Cheek’s experience is all too common. Reputation management firms refer to the “X-files” to describe the ex-employees, ex-spouses, ex-partners and friends with a vendetta to harm a company owner by launching malicious suits and spreading false and defamatory news in the press.

For example, a company I know released its 10 employees, all contractors, when the owner pivoted to a small consultancy. Despite their contractor status, 2 of the 10 filed wrongful dismissal lawsuits, “just to see if they’d fly.”

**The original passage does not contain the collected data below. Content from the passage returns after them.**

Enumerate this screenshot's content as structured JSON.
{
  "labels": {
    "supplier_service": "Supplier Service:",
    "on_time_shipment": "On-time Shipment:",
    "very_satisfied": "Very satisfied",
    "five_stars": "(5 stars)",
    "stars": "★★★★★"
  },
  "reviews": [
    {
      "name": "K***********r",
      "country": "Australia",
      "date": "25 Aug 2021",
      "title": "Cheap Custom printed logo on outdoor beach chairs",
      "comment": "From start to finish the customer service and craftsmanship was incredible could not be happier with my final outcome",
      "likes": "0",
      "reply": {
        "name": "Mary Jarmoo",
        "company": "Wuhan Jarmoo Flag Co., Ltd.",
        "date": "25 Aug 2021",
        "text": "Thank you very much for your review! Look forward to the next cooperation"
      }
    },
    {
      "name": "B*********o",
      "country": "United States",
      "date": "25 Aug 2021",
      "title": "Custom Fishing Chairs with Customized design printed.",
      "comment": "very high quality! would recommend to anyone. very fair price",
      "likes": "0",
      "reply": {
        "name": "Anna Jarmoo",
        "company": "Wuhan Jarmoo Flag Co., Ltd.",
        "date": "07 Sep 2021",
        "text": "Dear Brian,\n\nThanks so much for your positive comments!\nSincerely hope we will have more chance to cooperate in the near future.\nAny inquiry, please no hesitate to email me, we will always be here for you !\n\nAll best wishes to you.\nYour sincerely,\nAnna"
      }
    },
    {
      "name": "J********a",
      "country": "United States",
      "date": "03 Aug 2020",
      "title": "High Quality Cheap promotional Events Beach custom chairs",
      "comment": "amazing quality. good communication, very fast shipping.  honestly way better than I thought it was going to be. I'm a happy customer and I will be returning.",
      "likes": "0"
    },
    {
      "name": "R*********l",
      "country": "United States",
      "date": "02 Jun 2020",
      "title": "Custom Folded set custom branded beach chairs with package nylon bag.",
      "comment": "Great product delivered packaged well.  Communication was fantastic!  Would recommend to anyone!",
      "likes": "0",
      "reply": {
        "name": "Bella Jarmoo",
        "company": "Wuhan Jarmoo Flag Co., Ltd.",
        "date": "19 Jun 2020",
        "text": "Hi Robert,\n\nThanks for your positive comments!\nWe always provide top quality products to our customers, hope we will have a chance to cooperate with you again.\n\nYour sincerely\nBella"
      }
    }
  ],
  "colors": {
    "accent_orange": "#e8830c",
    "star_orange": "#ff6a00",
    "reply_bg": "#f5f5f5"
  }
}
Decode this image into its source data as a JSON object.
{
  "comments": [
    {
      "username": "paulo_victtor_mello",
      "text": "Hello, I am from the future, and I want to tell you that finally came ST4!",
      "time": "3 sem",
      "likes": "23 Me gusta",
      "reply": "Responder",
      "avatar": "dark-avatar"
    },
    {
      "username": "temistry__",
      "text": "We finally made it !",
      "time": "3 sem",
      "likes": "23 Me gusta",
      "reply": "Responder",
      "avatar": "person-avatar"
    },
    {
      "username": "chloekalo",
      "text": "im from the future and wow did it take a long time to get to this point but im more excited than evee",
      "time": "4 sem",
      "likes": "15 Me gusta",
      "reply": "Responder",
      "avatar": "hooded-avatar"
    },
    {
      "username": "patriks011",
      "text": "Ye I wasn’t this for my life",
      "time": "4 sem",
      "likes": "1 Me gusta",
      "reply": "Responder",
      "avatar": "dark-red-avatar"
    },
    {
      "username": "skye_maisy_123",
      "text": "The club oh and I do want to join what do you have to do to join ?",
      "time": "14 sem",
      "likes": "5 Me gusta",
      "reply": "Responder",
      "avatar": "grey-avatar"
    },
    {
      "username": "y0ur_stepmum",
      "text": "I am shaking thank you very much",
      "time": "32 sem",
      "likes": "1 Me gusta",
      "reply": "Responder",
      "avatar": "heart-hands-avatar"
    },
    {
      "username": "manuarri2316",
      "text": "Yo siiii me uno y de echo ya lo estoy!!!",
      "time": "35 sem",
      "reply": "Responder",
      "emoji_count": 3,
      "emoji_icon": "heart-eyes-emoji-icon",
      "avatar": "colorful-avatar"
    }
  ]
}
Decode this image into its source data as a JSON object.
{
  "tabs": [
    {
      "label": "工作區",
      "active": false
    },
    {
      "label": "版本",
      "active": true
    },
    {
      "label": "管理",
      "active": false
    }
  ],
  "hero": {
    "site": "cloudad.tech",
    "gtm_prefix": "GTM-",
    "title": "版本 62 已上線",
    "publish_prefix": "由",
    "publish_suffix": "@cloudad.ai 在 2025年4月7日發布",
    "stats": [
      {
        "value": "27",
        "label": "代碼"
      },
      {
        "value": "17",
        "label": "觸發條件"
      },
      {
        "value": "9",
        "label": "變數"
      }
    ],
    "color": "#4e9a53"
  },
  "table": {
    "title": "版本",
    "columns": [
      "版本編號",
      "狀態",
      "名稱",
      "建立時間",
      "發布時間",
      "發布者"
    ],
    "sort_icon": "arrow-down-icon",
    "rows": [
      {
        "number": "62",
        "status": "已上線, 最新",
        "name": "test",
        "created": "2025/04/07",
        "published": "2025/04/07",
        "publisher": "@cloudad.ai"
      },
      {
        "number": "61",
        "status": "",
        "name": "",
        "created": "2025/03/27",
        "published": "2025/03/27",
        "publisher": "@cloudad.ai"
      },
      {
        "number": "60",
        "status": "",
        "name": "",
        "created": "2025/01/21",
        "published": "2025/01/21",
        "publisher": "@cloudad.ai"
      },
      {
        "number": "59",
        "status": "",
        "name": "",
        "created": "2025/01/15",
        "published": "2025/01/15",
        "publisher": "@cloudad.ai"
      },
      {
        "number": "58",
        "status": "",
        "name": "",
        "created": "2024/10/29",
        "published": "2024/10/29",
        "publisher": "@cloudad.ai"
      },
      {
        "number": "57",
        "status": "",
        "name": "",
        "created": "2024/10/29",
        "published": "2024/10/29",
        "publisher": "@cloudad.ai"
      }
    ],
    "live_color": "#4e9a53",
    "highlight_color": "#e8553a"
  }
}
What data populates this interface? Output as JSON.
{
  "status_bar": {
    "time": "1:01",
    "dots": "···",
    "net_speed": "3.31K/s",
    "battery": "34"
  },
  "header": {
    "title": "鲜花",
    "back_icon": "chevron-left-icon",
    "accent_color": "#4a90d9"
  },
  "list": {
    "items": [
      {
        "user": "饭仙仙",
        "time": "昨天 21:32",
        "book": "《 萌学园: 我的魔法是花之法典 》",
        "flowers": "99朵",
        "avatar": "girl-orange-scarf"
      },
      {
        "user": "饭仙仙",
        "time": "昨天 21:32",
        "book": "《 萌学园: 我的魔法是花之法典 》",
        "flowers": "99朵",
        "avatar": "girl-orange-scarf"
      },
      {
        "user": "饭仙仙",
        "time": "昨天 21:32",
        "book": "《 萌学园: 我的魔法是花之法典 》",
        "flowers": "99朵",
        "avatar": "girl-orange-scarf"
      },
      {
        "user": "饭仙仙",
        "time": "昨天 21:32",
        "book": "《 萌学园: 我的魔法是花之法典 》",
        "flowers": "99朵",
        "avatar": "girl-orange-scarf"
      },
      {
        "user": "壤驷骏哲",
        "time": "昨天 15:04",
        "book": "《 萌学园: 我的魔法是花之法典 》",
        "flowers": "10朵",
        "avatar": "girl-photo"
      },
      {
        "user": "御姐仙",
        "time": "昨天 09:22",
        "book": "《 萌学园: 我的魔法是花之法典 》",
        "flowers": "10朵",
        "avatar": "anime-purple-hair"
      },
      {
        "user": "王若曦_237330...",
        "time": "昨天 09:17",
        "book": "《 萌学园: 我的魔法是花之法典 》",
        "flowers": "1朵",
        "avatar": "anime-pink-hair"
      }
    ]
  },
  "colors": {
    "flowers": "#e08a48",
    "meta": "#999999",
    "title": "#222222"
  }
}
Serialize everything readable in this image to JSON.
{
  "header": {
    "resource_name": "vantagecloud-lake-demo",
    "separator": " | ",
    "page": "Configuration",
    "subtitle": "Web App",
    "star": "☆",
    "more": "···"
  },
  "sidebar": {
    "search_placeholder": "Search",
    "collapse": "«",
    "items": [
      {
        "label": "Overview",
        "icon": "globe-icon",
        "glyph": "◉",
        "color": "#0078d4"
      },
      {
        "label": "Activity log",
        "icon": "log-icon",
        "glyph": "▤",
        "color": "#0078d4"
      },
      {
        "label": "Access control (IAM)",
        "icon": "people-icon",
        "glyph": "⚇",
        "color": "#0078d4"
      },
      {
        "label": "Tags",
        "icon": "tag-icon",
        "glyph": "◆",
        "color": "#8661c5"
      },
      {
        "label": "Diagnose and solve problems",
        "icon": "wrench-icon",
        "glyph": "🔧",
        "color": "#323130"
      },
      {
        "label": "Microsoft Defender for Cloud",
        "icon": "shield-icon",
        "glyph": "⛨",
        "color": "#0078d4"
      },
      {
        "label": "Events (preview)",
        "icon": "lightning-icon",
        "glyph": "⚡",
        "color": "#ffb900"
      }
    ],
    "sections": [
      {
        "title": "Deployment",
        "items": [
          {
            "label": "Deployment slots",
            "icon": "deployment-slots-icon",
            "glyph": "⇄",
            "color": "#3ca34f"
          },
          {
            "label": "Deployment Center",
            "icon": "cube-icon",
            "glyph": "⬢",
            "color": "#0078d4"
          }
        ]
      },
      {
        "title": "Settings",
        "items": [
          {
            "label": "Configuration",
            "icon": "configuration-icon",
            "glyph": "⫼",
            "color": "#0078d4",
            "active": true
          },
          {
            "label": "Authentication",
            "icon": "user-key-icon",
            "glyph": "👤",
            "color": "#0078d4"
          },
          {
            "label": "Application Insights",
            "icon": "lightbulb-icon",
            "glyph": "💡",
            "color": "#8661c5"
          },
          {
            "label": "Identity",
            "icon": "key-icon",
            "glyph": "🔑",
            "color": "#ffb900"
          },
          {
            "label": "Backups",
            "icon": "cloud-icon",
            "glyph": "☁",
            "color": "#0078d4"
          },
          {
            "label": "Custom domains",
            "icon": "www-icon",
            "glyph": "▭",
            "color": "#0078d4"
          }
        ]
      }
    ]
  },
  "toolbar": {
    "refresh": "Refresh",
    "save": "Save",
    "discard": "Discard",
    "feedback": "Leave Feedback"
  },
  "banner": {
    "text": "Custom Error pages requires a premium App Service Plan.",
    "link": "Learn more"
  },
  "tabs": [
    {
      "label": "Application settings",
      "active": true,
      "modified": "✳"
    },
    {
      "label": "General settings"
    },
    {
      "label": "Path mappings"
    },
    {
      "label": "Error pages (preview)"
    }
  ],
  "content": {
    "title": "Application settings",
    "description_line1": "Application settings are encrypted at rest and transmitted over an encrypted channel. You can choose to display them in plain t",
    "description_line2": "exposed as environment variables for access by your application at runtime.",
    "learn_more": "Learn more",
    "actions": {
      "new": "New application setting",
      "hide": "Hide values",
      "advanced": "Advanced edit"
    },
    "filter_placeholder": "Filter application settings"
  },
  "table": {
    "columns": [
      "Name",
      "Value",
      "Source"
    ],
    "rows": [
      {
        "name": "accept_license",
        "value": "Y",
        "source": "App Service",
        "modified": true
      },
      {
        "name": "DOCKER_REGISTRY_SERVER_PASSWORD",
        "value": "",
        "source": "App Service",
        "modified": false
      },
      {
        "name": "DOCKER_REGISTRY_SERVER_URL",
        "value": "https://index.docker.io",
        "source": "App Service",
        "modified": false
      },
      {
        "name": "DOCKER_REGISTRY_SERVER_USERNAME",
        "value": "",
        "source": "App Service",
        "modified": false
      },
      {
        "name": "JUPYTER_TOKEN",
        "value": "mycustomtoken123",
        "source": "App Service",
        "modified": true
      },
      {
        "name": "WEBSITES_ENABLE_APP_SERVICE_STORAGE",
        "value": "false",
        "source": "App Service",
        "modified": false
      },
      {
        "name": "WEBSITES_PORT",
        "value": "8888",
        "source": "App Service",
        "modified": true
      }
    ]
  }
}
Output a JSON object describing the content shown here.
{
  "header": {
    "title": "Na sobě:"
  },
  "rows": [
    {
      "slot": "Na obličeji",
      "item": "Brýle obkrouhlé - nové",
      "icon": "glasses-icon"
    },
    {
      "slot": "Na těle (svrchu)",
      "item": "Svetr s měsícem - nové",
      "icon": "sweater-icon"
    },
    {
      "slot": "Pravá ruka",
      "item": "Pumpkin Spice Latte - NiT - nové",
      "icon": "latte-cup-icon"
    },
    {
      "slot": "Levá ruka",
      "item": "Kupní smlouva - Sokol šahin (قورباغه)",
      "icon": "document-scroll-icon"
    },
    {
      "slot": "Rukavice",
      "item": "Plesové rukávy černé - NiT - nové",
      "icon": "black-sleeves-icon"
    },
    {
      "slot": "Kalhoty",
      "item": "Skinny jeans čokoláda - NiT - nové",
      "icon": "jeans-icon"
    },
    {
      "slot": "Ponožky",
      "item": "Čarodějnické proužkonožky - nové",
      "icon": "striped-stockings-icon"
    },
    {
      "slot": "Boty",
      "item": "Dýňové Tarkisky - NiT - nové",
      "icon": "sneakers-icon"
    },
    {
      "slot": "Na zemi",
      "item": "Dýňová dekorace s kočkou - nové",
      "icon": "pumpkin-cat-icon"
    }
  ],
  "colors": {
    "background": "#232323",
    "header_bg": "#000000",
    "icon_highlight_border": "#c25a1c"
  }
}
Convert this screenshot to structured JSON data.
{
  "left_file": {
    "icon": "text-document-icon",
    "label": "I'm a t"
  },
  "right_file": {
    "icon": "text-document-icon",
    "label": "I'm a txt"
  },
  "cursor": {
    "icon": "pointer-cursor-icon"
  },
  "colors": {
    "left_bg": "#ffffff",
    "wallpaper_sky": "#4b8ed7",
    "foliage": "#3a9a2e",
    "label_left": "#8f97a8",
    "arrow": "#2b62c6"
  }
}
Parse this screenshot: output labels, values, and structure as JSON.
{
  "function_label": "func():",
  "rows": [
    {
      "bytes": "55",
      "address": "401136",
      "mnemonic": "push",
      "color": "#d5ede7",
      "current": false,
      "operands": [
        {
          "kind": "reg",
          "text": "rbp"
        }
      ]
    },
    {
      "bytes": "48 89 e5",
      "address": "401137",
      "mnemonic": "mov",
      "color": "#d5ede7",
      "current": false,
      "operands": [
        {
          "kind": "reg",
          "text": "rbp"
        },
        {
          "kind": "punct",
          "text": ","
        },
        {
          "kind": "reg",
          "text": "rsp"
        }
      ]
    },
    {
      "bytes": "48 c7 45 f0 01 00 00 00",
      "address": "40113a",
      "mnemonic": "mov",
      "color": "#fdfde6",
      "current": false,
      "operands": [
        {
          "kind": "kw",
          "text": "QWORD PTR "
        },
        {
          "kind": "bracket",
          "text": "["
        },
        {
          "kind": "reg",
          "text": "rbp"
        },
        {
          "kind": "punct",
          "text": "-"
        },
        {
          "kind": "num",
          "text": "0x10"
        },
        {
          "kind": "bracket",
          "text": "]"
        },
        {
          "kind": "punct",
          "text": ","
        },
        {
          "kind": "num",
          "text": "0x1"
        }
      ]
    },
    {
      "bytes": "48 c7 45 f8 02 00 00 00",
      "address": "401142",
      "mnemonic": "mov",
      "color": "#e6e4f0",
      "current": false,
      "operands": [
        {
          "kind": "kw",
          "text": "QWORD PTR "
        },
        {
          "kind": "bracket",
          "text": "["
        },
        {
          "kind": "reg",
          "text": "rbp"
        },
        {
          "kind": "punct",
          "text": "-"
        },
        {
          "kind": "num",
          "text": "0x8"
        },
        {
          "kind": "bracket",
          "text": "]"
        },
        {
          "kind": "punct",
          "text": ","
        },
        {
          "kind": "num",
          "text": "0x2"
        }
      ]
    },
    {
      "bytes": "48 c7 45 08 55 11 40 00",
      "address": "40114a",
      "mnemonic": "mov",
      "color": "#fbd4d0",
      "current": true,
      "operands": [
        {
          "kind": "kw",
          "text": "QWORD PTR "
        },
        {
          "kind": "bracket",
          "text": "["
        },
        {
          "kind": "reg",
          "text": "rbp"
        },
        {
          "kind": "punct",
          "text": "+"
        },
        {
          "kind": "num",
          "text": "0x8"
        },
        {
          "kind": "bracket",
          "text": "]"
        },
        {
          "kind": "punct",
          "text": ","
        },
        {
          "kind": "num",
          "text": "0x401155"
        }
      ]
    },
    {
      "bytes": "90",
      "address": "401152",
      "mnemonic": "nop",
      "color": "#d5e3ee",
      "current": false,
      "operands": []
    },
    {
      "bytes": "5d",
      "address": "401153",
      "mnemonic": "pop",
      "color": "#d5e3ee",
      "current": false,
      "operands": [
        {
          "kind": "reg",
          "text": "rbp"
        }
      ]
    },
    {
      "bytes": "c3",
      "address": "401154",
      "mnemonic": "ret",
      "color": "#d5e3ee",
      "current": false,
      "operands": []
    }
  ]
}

A former contractor for my own company who’d over-stated her qualifications responded to the end of our working relationship by attempting to sue for co-ownership of copyright to the program she’d worked on, demanding all mentions of the program be removed from the web and that I be forbidden to appear at scheduled speeches lest I mention the program or case. (Thankfully it was shut down quickly. And yes, I spoke.)

Other agencies like my own have been damaged or even destroyed when employees leaked confidential client news to the press.

A malicious former employee of a thriving company repeatedly pressed the SEC to investigate the owner. When the SEC agreed to seek more information, he went to the press (anonymously) and claimed the owner was the target of an investigation. Then he posted the resulting stories on the individual’s Wikipedia page.